The European Union on Monday offered Google the chance to settle a long-standing antitrust investigation, urging the US internet giant to modify its business practices to address competitors' complaints.
EU Competition Commissioner Joaquin Almunia said Google should correct its behaviour as regards to: prioritizing its own links in search results; copying content from rivals; accompanying ads to search results; and prioritising its own online ads business AdWords.
"I have just sent a letter to the president of Google, Eric Schmidt, setting out these four points," Almunia told reporters.
Google should reply "in a matter of weeks" with proposals to address the commission's concerns, Almunia said. Negotiations could then start on a final "remedies package" that could allow the company to escape EU antitrust fines.
"I hope that Google seizes this opportunity to swiftly resolve our concerns, for the benefit of competition and innovation in the sector," the commissioner said.

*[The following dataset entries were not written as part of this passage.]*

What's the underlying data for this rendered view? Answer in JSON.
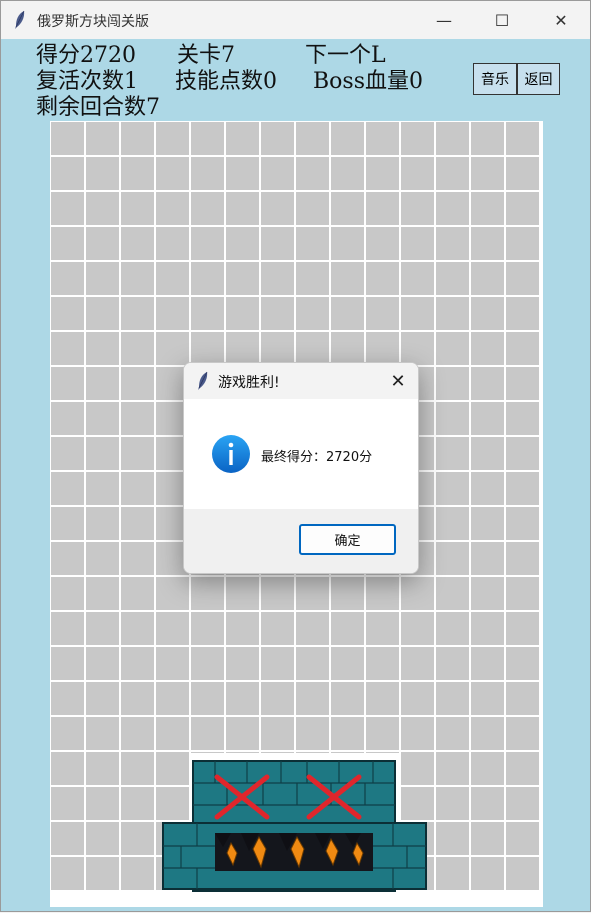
{
  "window": {
    "title": "俄罗斯方块闯关版",
    "minimize_glyph": "—",
    "maximize_glyph": "☐",
    "close_glyph": "✕"
  },
  "hud": {
    "score": "得分2720",
    "level": "关卡7",
    "next_piece": "下一个L",
    "revives": "复活次数1",
    "skill_points": "技能点数0",
    "boss_hp": "Boss血量0",
    "remaining_turns": "剩余回合数7"
  },
  "buttons": {
    "music": "音乐",
    "back": "返回"
  },
  "board": {
    "columns": 14,
    "rows": 22,
    "cell_color": "#c8c8c8",
    "line_color": "#ffffff",
    "boss": "defeated-boss-block-monster"
  },
  "dialog": {
    "title": "游戏胜利!",
    "message": "最终得分：2720分",
    "ok_label": "确定",
    "icon": "info-icon",
    "close_glyph": "✕"
  },
  "colors": {
    "window_bg": "#add8e6",
    "accent": "#0067c0",
    "boss_teal": "#1f7f8c",
    "boss_x_red": "#e0262c",
    "boss_teeth_orange": "#f08a12"
  }
}
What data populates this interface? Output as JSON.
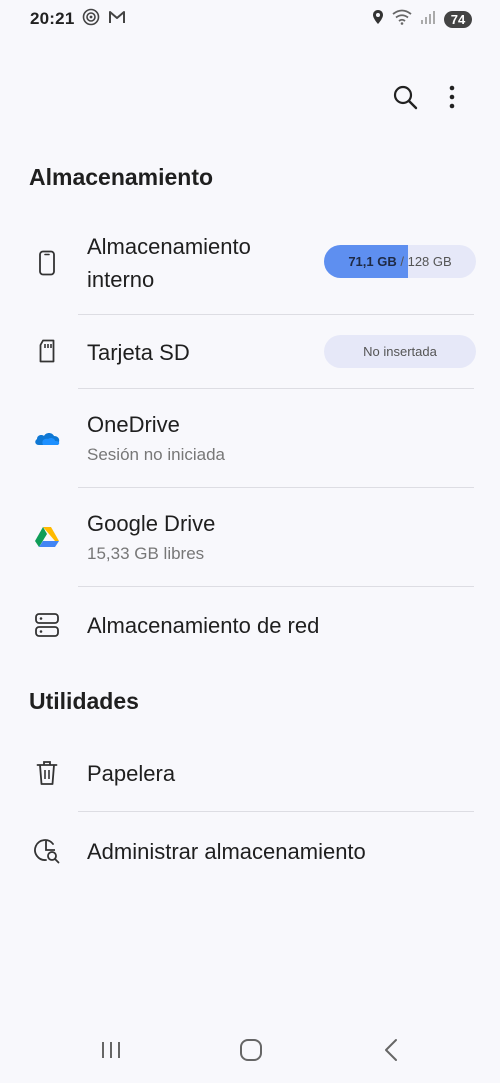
{
  "status_bar": {
    "time": "20:21",
    "battery": "74"
  },
  "toolbar": {
    "search_icon": "search-icon",
    "more_icon": "more-vert-icon"
  },
  "sections": {
    "storage_title": "Almacenamiento",
    "utilities_title": "Utilidades"
  },
  "storage_items": {
    "internal": {
      "title_line1": "Almacenamiento",
      "title_line2": "interno",
      "used": "71,1 GB",
      "sep_total": " / 128 GB",
      "used_fraction": 0.555
    },
    "sd": {
      "title": "Tarjeta SD",
      "status": "No insertada"
    },
    "onedrive": {
      "title": "OneDrive",
      "subtitle": "Sesión no iniciada"
    },
    "gdrive": {
      "title": "Google Drive",
      "subtitle": "15,33 GB libres"
    },
    "network": {
      "title": "Almacenamiento de red"
    }
  },
  "utility_items": {
    "trash": {
      "title": "Papelera"
    },
    "manage": {
      "title": "Administrar almacenamiento"
    }
  },
  "colors": {
    "accent": "#5e8ff0",
    "pill_bg": "#e6e8f8",
    "background": "#f8f8fc"
  }
}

The EU executive started its probe into Google in November 2010.
"We've only just started to look through the commission's arguments. We disagree with the conclusions but we're happy to discuss any concerns they might have," said Al Verney, a Google spokesman in Brussels.
"Competition on the web has increased dramatically in the last two years since the commission started looking at this and the competitive pressures Google faces are tremendous. Innovation online has never been greater," he added.
Regardless of whether a deal is struck, the company will remain under EU scrutiny on other competition issues, Almunia specified.
"We continue the investigations on other issues," the commissioner said, referring to complaints by rivals about being shut off from Google's mobile phone operating system Android and the way the company treats travel agencies on its search engine.